A. I am eligible for tentative ("5-point") preference.
B. I am eligible for "10-point" preference as a 30% or more compensably disabled Veteran.
C. I am eligible for "10-point" preference as a compensably disabled Veteran (less than 30%).
D. I am eligible for widow or spouse preference.
E. I am not eligible for Veterans preference.

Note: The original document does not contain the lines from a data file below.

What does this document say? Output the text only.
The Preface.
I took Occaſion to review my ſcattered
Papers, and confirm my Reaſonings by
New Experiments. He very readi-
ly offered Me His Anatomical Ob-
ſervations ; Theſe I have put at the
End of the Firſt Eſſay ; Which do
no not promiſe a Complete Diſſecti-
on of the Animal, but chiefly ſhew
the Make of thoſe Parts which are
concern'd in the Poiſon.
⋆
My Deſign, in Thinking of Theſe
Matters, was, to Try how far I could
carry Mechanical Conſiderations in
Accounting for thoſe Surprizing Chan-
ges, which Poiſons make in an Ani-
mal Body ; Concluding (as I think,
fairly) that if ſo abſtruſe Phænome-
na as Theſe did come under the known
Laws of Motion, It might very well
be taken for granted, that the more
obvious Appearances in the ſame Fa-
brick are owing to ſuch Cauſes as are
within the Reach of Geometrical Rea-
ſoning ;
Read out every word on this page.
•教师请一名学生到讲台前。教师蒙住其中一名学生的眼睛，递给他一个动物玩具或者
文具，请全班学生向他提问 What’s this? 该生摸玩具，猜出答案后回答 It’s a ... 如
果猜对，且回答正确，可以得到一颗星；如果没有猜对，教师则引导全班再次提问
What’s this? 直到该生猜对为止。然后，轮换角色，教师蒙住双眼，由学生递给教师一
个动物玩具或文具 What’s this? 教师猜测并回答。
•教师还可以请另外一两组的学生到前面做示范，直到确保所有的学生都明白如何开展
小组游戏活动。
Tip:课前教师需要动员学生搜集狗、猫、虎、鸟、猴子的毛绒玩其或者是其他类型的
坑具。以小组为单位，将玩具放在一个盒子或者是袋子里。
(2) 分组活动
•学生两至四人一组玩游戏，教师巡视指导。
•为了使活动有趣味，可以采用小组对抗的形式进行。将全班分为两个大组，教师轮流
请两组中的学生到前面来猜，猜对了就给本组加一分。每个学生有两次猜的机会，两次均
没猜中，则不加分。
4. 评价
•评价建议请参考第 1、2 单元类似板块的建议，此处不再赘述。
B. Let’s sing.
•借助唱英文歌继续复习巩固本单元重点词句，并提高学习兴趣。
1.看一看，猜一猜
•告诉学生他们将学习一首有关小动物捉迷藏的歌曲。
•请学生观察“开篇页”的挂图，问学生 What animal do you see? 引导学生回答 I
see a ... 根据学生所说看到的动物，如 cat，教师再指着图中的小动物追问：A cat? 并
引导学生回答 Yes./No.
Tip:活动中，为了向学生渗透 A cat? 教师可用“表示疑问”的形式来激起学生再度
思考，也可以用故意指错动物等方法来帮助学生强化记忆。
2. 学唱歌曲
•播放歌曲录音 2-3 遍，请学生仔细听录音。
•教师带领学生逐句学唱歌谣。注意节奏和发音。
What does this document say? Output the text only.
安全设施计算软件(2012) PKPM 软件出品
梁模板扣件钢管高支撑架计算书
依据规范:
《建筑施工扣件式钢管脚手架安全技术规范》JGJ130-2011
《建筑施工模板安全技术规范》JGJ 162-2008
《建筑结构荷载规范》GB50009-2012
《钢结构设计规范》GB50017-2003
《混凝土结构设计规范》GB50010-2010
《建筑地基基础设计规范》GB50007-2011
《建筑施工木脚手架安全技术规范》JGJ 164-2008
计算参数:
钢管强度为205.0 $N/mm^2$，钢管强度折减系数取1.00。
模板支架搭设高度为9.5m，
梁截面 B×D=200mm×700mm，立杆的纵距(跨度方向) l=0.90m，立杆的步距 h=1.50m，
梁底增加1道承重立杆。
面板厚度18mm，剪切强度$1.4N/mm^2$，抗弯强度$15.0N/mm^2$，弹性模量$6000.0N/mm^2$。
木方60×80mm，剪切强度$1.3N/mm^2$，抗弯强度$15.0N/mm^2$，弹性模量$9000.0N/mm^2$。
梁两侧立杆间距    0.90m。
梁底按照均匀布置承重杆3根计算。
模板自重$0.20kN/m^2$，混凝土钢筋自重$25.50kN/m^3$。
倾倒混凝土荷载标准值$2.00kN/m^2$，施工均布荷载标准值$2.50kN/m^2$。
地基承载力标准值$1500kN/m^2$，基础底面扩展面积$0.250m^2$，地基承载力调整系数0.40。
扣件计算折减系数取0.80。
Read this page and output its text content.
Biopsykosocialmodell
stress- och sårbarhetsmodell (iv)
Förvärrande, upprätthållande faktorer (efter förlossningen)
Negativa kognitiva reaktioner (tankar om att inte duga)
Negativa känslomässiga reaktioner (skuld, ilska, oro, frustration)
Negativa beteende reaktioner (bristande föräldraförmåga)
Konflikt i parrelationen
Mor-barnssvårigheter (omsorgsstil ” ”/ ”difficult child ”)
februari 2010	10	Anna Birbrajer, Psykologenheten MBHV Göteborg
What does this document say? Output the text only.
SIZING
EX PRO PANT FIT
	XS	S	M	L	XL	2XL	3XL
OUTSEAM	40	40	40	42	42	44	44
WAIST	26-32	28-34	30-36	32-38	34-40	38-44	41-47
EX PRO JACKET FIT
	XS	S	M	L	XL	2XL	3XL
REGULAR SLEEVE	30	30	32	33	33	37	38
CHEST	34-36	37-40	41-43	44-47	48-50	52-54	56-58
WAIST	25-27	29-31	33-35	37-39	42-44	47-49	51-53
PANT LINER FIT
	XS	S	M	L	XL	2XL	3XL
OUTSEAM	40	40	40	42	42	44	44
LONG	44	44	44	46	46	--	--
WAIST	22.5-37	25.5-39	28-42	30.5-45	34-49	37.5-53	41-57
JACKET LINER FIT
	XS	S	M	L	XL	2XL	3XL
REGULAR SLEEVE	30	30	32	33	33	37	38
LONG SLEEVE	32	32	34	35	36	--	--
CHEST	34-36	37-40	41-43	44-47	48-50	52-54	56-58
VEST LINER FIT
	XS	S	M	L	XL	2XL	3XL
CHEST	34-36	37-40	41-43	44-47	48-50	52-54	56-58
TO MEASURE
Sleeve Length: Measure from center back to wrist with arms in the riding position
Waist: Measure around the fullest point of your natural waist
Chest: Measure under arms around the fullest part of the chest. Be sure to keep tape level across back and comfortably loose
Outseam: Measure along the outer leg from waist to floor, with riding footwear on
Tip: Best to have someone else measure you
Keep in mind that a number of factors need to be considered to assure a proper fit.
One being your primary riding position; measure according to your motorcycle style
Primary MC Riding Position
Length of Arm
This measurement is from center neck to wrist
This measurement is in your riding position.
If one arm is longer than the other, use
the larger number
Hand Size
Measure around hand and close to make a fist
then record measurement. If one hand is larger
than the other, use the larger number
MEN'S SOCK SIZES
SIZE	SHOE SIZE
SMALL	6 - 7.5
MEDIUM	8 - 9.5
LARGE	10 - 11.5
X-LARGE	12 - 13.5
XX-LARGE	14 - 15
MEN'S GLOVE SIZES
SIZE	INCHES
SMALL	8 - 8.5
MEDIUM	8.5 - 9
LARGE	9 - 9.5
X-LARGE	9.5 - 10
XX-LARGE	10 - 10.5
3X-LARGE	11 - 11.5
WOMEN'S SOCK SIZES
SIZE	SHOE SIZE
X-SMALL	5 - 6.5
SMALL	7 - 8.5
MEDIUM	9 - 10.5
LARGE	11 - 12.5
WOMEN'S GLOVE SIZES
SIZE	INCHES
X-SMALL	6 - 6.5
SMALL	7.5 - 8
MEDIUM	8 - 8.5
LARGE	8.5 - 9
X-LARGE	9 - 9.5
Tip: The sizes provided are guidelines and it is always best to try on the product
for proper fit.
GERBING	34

3. Your rating is subject to verification based on the resume, narratives and other relevant documents you submit, and through verification of references as appropriate. Deliberate attempts to falsify information are grounds for non-selection and for termination. In addition, falsifying information on your application can result in you being barred from federal employment. Please choose A to certify that your answers are accurate and complete.

A. I certify that my answers are accurate and complete.
B. I do not wish to certify. I understand that I will not be considered for this position.